There's also (perhaps) a glancing mention of slavery in the Hoe Cake recipe.


The mention of the "workers" may be a sanitized reference to enslaved people, but given that this book was published 90+ years after the end of the Civil War, I could be reading too much into this. The other terminology is obviously outdated, but I was a little surprised to see this discussed at all. Groups that aren't well-respected often get ignored entirely. 

There are some slightly higher-end recipes, like the Stack Cake, given to the contributor by "Mrs. Dolphus Kerley... who died January 6, 1948, two months before reaching 90 years of age" and who got this recipe from her mother.


It's a rare-for-this-book recipe that doesn't call for cornmeal, but it is sweetened with molasses-- widely used at the time-- and filled with applesauce for a relatively cheap and healthy-ish treat.

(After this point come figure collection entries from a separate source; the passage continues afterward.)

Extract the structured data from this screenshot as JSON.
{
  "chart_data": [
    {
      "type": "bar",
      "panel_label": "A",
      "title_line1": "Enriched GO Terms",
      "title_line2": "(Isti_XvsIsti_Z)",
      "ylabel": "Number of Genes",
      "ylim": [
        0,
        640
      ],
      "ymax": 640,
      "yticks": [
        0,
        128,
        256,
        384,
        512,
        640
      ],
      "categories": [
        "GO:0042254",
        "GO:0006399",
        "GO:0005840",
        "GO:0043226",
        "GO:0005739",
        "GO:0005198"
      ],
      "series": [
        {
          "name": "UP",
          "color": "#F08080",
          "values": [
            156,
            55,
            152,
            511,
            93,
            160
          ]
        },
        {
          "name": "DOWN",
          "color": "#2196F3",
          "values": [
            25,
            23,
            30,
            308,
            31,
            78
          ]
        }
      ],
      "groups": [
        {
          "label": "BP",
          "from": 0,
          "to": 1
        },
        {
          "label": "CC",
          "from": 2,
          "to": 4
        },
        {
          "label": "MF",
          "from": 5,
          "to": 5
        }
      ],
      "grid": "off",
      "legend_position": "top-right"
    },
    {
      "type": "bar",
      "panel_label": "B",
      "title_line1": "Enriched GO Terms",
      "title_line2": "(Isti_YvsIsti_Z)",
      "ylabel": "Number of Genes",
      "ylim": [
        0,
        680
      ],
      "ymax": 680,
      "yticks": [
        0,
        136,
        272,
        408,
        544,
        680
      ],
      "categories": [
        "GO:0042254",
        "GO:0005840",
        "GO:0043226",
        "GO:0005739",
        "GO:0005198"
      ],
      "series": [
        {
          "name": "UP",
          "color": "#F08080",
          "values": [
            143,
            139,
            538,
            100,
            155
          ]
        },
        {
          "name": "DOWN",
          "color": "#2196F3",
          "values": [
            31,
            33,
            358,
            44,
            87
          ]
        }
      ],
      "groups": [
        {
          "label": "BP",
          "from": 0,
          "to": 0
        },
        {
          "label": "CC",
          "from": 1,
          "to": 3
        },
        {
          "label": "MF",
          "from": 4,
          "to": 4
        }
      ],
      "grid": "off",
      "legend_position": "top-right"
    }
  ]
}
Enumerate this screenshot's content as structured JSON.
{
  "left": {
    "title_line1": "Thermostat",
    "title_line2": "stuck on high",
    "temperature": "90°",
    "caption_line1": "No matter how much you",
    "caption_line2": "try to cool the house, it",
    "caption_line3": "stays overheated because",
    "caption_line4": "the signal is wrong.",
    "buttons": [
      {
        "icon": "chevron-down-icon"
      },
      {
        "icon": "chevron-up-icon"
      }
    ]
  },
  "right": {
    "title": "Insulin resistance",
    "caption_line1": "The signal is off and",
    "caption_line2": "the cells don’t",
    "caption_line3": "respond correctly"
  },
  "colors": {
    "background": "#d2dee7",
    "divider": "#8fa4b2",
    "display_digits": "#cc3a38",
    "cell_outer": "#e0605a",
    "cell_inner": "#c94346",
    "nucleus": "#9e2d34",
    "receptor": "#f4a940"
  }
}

The book also includes some home remedies, a reminder that people didn't always have drug stores stocked with aisles and aisles of over-the-counter remedies on every other corner.


And I am sure today's parents are glad not to have to try to use cloth to wrap mashed roast onions "to the hollow of the child's feet" whenever the kids have a cold.

But who knows? Distrust of vaccines and pharmaceutical companies could mean that the Whooping Cough Syrup recipe becomes newly relevant.

No matter how unsavory history may be, looks like we can be drawn back whether we like it or not.